According to a research by SOFA Team and Cheryl Doss in 2011, women make essential contributions to agriculture and rural enterprises across the developing world but there is much diversity in women’s roles and over-generalisation undermines policy relevance and planning.

Efforts by national governments and the international community to achieve their goals for agricultural development, economic growth and food security will be strengthened and accelerated if they acknowledge the contributions that women make and take steps to alleviate these constraints.

Thanks to the Savannah Integrated Rural Development Aid (SIRDA) which is now Savannah Women Integrated Development Agency (SWIDA), Pure Trust Social Investment Foundation (PTSIF) and Development Frontiers for the interventions to salvage the plight of some rural farmers in the Northern Region in improving marginalized women rights to access and control of shea parklands to guarantee long-term sustainable investment in shea, the situation is changing.

Shea Tree and land tenure arrangements in traditional northern Ghana is associated with systemic elements of exclusion of Gender Equality and Social Inclusion (GESI) groups which affect an inclusive and sustainable shea value chain in Ghana.

To alleviate the plight of the women farmers, the partners have secured shea parklands in 12 districts across Northern Ghana for shea conservation.

The project is to ensure the parks are mainly for shea productions to ensure the women own the shea parklands and manage them by themselves to guarantee the long term investment and sustainability.

The beneficiary Assemblies are Mion District, Savelugu Municipal, West Gonja District, North Gonja District, Lawra District, Lambussie District, Kassena-Nankana West and East Assembly, West Mamprusi District, Karaga District, Gushegu Municipal as well East Gonja District Assembly.

It is also to ensure life after the COVID-19 for the rural women who mostly rely on the shea production for their livelihoods. In addition to medicinal and cultural values, shea nuts and butter are important commodities and play a major role in the local economy of a developing country such as Ghana.

Like in most developing countries, climate change in Benin continues to be a major threat to rural livelihoods, inducing changes in agricultural system.  As the production environment is unpredictable, farmers have developed mixed farming systems such as parkland systems as adaptation strategies.

As part of the implementation strategy, a Movement of Shea Collectors (MoSC) was developed as an advocacy movement. The movement was represented by five women groups in each of the 12 districts with a total membership of 2,369.

The project is funded by STAR Ghana, European Union, DANIDA and UK Aid with Savannah Women Integrated Development Agency (SWIDA) championing the course in Lawra, Lambussie, Gushegu and Savelugu districts.

Nyoligu is among five beneficiary communities in the Savelugu Municipal with the chief of the town allocating about 20 acres of shea parkland to the women’s group in that community under usufruct right basis.

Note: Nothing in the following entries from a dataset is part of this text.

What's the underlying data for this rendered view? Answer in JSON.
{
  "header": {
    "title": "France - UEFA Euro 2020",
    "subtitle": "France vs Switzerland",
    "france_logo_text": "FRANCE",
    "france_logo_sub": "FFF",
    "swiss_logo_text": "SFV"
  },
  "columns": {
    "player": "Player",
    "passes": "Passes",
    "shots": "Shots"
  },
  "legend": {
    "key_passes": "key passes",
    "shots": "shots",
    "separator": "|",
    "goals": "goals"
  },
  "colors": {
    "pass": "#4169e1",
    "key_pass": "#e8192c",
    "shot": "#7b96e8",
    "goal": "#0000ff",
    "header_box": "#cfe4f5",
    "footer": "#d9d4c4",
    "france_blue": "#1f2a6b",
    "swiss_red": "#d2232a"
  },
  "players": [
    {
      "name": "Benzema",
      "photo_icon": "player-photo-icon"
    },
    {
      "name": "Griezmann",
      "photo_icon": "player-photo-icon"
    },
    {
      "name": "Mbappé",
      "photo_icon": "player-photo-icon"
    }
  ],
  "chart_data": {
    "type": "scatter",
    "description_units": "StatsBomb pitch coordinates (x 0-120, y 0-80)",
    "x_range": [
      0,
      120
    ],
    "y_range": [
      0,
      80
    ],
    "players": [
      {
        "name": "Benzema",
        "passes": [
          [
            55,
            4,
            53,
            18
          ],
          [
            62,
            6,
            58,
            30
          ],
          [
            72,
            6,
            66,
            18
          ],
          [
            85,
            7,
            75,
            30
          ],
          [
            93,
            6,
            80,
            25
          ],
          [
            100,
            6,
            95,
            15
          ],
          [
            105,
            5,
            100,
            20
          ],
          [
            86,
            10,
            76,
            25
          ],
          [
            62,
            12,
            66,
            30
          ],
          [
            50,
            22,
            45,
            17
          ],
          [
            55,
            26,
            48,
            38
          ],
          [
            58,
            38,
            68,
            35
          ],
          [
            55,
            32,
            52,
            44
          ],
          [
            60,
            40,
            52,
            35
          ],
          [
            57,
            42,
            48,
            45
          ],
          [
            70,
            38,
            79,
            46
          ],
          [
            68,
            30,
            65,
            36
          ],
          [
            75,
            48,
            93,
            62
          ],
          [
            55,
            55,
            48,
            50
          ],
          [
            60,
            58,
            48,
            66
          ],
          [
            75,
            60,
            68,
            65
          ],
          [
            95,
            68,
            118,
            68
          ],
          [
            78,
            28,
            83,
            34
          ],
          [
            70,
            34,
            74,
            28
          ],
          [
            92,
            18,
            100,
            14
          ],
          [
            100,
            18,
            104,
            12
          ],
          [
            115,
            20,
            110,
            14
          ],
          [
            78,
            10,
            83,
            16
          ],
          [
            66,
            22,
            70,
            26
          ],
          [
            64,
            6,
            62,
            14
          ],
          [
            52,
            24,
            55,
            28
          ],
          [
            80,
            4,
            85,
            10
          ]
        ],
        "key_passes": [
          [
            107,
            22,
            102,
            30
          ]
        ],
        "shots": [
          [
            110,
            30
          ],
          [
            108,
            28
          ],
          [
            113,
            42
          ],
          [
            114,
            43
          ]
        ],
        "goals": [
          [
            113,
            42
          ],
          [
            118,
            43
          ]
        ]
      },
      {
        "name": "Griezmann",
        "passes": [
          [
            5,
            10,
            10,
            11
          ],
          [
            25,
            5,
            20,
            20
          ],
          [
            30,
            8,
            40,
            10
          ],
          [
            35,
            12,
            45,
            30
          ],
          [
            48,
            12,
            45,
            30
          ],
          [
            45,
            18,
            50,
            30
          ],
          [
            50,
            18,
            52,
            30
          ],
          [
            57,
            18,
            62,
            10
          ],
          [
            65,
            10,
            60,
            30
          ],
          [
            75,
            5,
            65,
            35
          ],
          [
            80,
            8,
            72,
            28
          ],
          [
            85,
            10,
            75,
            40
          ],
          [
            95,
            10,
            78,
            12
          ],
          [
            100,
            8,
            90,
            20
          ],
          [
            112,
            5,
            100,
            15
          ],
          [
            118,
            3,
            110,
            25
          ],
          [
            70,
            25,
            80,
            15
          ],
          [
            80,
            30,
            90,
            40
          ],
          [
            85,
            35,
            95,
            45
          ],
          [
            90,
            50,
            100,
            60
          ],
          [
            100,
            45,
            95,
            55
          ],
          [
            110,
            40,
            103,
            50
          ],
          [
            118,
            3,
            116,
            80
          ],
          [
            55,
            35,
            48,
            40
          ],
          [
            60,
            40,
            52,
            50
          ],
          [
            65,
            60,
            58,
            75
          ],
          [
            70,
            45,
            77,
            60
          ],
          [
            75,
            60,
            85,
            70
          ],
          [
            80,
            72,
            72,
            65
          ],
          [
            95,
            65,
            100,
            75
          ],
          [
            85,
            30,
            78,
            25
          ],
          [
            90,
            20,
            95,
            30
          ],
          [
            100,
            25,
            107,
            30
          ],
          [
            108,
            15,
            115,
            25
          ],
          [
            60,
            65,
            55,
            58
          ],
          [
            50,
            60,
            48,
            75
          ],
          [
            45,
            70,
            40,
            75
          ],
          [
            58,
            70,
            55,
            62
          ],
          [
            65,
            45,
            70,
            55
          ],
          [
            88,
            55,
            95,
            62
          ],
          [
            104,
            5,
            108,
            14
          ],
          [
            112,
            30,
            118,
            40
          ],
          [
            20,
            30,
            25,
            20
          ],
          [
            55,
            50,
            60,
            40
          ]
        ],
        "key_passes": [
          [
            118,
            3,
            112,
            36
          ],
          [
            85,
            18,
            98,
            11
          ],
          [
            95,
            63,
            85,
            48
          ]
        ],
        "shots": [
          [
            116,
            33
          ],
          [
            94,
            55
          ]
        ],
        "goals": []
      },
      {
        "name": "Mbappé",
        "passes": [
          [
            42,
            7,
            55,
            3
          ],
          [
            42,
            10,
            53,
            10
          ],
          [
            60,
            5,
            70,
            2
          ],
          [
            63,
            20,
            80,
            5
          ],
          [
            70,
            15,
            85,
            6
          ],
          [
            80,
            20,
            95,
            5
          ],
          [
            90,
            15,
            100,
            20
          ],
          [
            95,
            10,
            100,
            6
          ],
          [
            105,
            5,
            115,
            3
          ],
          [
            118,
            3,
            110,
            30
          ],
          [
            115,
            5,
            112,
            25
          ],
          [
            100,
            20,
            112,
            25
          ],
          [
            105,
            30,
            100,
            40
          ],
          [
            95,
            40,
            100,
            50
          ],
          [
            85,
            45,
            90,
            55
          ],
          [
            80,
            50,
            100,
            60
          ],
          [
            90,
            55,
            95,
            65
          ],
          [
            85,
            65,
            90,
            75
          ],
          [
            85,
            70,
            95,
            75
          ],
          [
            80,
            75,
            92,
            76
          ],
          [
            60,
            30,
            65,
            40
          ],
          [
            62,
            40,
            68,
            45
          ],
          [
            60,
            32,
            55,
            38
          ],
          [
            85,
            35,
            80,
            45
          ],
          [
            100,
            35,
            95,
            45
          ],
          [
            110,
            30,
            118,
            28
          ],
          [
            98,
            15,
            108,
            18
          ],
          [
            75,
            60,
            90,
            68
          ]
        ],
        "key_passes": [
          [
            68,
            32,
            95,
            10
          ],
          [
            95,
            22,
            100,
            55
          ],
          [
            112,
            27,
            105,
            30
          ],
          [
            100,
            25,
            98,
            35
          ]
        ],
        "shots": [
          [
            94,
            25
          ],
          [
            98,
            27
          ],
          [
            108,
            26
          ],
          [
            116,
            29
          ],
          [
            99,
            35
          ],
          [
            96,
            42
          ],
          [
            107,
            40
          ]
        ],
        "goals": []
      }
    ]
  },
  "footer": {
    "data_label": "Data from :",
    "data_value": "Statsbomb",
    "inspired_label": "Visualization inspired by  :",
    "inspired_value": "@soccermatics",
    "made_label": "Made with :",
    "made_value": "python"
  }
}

The other four communities are Kadia, Nakpanzo, Nyeko and Laligu.

The Chief of Nyoligu Sabani Mumuni who allocated land for shea conservation parkland threw the support behind the partners for the implementation of the project and advised the women groups to take good care of the land to achieve its purpose.

According to him, some bye-laws have been implemented to prevent the cutting down of shea trees in the community and its environs. He stressed that anyone caught cutting any of the trees illegally would be punished accordingly.

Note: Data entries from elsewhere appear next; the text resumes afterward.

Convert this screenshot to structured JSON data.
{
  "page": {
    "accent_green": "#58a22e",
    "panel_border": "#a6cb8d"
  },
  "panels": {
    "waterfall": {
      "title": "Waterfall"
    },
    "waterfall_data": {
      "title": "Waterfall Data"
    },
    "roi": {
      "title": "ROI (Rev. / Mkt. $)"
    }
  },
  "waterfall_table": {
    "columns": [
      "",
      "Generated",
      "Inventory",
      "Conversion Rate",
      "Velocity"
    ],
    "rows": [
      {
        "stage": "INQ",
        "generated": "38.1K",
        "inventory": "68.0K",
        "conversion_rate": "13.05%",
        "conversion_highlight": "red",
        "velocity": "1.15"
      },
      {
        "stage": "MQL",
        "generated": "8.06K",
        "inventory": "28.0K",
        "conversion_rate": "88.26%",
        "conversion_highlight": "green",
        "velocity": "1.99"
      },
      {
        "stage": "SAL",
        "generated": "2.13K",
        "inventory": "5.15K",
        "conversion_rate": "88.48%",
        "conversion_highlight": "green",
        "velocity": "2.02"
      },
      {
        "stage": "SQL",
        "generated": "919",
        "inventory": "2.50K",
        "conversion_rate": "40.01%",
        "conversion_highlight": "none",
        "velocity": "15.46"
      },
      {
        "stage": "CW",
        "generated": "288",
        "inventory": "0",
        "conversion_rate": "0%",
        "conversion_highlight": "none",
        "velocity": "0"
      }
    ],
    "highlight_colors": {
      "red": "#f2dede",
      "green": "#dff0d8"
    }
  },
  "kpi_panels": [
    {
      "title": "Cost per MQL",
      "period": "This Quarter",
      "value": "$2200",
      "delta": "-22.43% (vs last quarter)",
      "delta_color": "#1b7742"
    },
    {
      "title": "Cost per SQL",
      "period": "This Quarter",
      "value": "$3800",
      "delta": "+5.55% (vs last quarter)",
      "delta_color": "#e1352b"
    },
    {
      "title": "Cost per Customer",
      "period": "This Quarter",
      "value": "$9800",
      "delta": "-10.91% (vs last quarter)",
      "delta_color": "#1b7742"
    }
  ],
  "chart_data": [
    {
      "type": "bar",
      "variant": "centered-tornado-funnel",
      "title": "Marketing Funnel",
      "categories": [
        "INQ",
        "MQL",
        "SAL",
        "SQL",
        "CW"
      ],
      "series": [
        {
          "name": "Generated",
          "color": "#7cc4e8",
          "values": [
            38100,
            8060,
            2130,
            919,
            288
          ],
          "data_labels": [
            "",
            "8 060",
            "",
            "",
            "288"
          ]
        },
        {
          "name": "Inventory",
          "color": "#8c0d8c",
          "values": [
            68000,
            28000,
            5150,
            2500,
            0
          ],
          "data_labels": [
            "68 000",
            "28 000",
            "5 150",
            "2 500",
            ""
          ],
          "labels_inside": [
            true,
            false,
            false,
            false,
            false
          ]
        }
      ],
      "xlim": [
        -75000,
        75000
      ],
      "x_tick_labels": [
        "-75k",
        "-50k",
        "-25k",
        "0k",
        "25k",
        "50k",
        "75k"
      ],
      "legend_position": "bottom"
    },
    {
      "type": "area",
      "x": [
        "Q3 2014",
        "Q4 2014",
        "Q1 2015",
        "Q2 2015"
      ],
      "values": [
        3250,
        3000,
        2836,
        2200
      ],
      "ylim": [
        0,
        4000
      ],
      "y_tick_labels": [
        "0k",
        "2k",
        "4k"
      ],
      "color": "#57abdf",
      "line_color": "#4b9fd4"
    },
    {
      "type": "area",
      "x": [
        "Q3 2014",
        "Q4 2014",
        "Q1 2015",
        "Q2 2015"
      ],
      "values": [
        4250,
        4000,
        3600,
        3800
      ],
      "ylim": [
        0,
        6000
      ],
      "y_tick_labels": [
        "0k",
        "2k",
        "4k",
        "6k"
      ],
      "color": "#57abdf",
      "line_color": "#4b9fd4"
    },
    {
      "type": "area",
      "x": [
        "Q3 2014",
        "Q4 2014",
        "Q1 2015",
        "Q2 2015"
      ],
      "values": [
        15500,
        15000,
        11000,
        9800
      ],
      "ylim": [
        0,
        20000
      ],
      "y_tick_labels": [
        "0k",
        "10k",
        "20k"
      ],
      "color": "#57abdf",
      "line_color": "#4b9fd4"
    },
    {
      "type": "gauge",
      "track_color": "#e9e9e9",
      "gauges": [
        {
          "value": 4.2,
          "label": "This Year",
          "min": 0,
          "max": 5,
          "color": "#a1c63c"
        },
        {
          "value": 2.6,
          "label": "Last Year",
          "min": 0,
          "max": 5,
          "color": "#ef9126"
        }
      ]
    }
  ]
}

Hajia Alima Sagito Saeed, CEO of SWIDA, said the conservation of the shea parklands could reduce famine in the rural communities since shea is grown on wild and the women pick them for several domestic purposes.

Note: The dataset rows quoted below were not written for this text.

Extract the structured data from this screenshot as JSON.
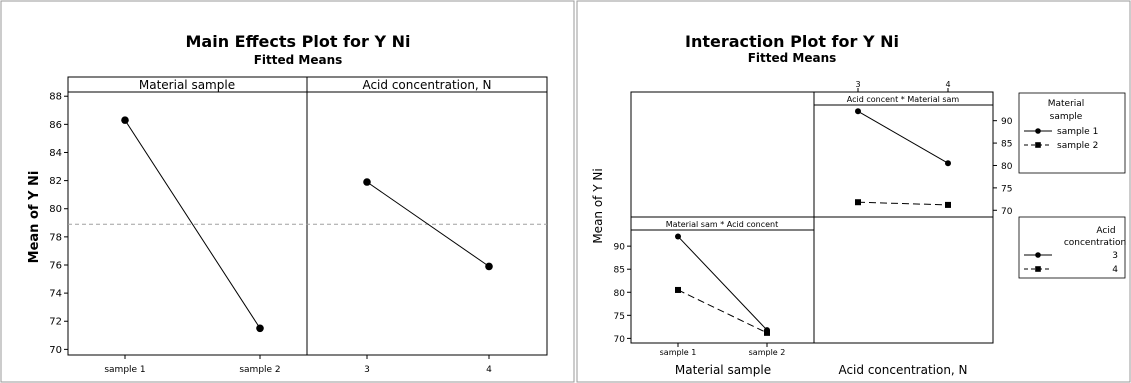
{
  "chart_data": [
    {
      "type": "line",
      "title": "Main Effects Plot for Y Ni",
      "subtitle": "Fitted Means",
      "ylabel": "Mean of Y Ni",
      "ylim": [
        69.6,
        88.3
      ],
      "yticks": [
        "70",
        "72",
        "74",
        "76",
        "78",
        "80",
        "82",
        "84",
        "86",
        "88"
      ],
      "reference_line": 78.9,
      "panels": [
        {
          "label": "Material sample",
          "categories": [
            "sample 1",
            "sample 2"
          ],
          "values": [
            86.3,
            71.5
          ]
        },
        {
          "label": "Acid concentration, N",
          "categories": [
            "3",
            "4"
          ],
          "values": [
            81.9,
            75.9
          ]
        }
      ],
      "grid": false
    },
    {
      "type": "line",
      "title": "Interaction Plot for Y Ni",
      "subtitle": "Fitted Means",
      "ylabel": "Mean of Y Ni",
      "panels": [
        {
          "label": "Acid concent * Material sam",
          "x": [
            "3",
            "4"
          ],
          "ylim": [
            68.5,
            93.5
          ],
          "yticks": [
            "70",
            "75",
            "80",
            "85",
            "90"
          ],
          "series": [
            {
              "name": "sample 1",
              "values": [
                92.1,
                80.5
              ]
            },
            {
              "name": "sample 2",
              "values": [
                71.8,
                71.2
              ]
            }
          ]
        },
        {
          "label": "Material sam * Acid concent",
          "x": [
            "sample 1",
            "sample 2"
          ],
          "ylim": [
            69.0,
            93.5
          ],
          "yticks": [
            "70",
            "75",
            "80",
            "85",
            "90"
          ],
          "xlabel": "Material sample",
          "series": [
            {
              "name": "3",
              "values": [
                92.1,
                71.8
              ]
            },
            {
              "name": "4",
              "values": [
                80.5,
                71.2
              ]
            }
          ]
        }
      ],
      "xlabel_right": "Acid concentration, N",
      "legends": [
        {
          "title": [
            "Material",
            "sample"
          ],
          "entries": [
            "sample 1",
            "sample 2"
          ]
        },
        {
          "title": [
            "Acid",
            "concentration"
          ],
          "entries": [
            "3",
            "4"
          ]
        }
      ],
      "grid": false
    }
  ]
}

She expressed worry about the rate at which farmlands were being sold for industrial purposes, leaving the local women jobless. “We did this to fight for the vulnerable women in the rural areas who, due to the pandemic disease, could not make ends meet to manage the parks for their living,” she said.

She appealed to the traditional authorities help protect their shea parklands for a better future, saying, the destruction of the economic shea trees could affect food security and the climate change of the country.